Через четыре года после того, как мы с тобой разлучились, наш белорусский партизанский отряд разгромил один гитлеровский гарнизон. Среди вражеских трупов я узнал знакомого ефрейтора. Он лежал, распластавшись в грязи. Тогда я вспомнил тебя, Стась, и с партизанского седла сказал ему:
— Что, Лерхе-фон, Лерхе-граф, Лерхе-министр, наелся?
Не удивляйся такому совпадению — я и сам не вполне уверен, что это был именно наш конвойный. Дело, конечно, не в имени его — другой ефрейтор, который замахнулся на целый свет, околел еще более бесславно.
Я верю, что и ты их бил, что и тебе не стыдно сейчас за мирным трудом праздновать победу над мраком фашизма. Теперь и для тебя по-новому поют портовые гудки Гдыни, по-новому шумят родные волны польской Балтики.
Может, и до тебя дойдет слово мое и в душе твоей отзовется воспоминанием о великой радости настоящей дружбы?
Читая о борьбе наших бельгийских товарищей за хлеб и мир, думаешь ли ты про Арманда, а слушая Поля Робсона, — про дядю Тома?
Счастье, которого мы с тобой дождались, к ним пока еще не пришло. Они ожидают его. И дождутся.
ЗОЗУЛЕНЬКА
Эта ночь была сырая после дождя и, очень кстати, темная. Сквозь решетки на окнах нашего барака было слышно, как неумолчно стрекотали кузнечики и над мокрыми копнами хлеба у мощеной дороги грустно шумели березы.
Лагерь — обыкновенный дом, высоко обнесенный колючей проволокой, — стоял особняком на окраине заводского поселка Нойштадт. Охрана жила рядом. По нескольку раз на ночь нас приходили проверять, не полагаясь на проволоку ограды, засовы на дверях и решетки на окнах.
Над заводом в хмурое небо вздымалась труба. И черное дыхание ее, казалось мне, вырывается из нашей наболевшей, измученной работой груди. Мы ненавидели тут все: и решетки, и наших конвойных, и вечный дым, и владельца завода Кумбира со всей его толстопузой К°.
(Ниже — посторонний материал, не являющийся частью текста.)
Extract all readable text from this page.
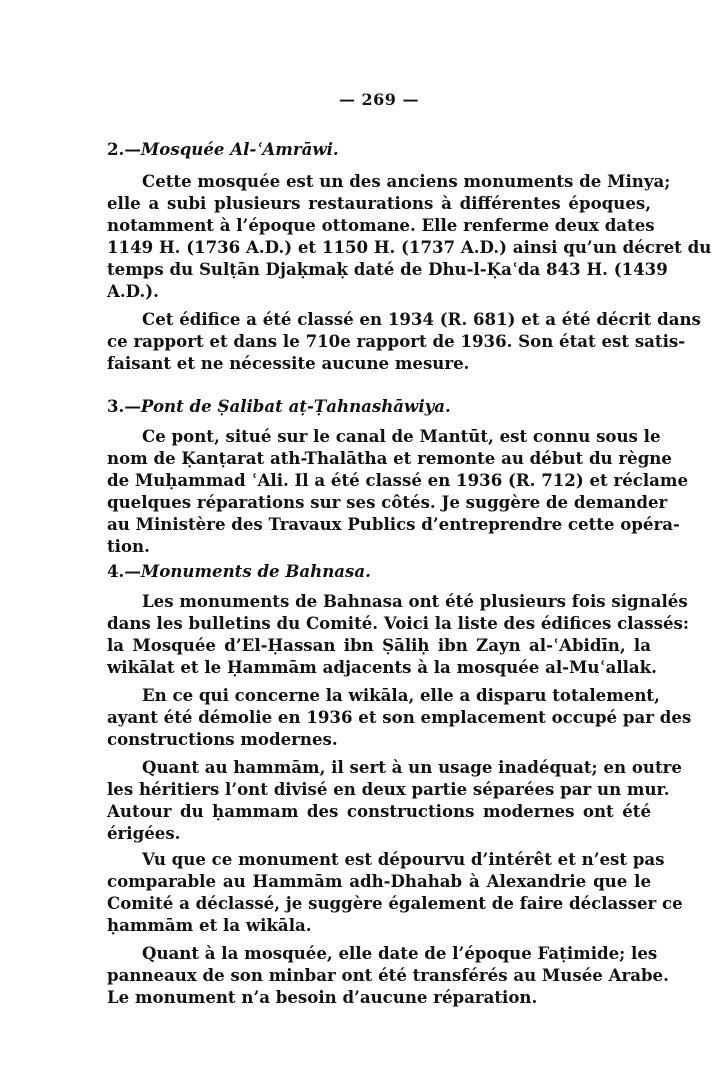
— 269 —
2.—Mosquée Al-ʿAmrāwi.
Cette mosquée est un des anciens monuments de Minya;
elle a subi plusieurs restaurations à différentes époques,
notamment à l’époque ottomane. Elle renferme deux dates
1149 H. (1736 A.D.) et 1150 H. (1737 A.D.) ainsi qu’un décret du
temps du Sulṭān Djaḳmaḳ daté de Dhu-l-Ḳaʿda 843 H. (1439
A.D.).
Cet édifice a été classé en 1934 (R. 681) et a été décrit dans
ce rapport et dans le 710e rapport de 1936. Son état est satis-
faisant et ne nécessite aucune mesure.
3.—Pont de Ṣalibat aṭ-Ṭahnashāwiya.
Ce pont, situé sur le canal de Mantūt, est connu sous le
nom de Ḳanṭarat ath-Thalātha et remonte au début du règne
de Muḥammad ʿAli. Il a été classé en 1936 (R. 712) et réclame
quelques réparations sur ses côtés. Je suggère de demander
au Ministère des Travaux Publics d’entreprendre cette opéra-
tion.
4.—Monuments de Bahnasa.
Les monuments de Bahnasa ont été plusieurs fois signalés
dans les bulletins du Comité. Voici la liste des édifices classés:
la Mosquée d’El-Ḥassan ibn Ṣāliḥ ibn Zayn al-ʿAbidīn, la
wikālat et le Ḥammām adjacents à la mosquée al-Muʿallak.
En ce qui concerne la wikāla, elle a disparu totalement,
ayant été démolie en 1936 et son emplacement occupé par des
constructions modernes.
Quant au hammām, il sert à un usage inadéquat; en outre
les héritiers l’ont divisé en deux partie séparées par un mur.
Autour du ḥammam des constructions modernes ont été
érigées.
Vu que ce monument est dépourvu d’intérêt et n’est pas
comparable au Hammām adh-Dhahab à Alexandrie que le
Comité a déclassé, je suggère également de faire déclasser ce
ḥammām et la wikāla.
Quant à la mosquée, elle date de l’époque Faṭimide; les
panneaux de son minbar ont été transférés au Musée Arabe.
Le monument n’a besoin d’aucune réparation.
Дрожащими от волнения руками мы после полуночи отодрали с гвоздей, отогнули ржавые прутья решеток… проползли под проволокой в росистое картофельное поле…
Не все, а только мы трое. Из тридцати наших товарищей бо́льшая часть спала, а кто проснулся, пока мы расправлялись с железом, тот либо молчал, либо желал нам счастливой дороги, либо высказывал свои опасения…
С наивной хитростью мы перешли дорогу, пятясь, как медведи, а потом повернули на восток. Шуршали стерней, брели по свежей пашне, пробирались густой и высокой пшеницей. Шли быстро, удерживая себя, чтобы не бежать, пропускали между пальцами и срывали влажные колосья и даже тихо, как жеребята, ржали…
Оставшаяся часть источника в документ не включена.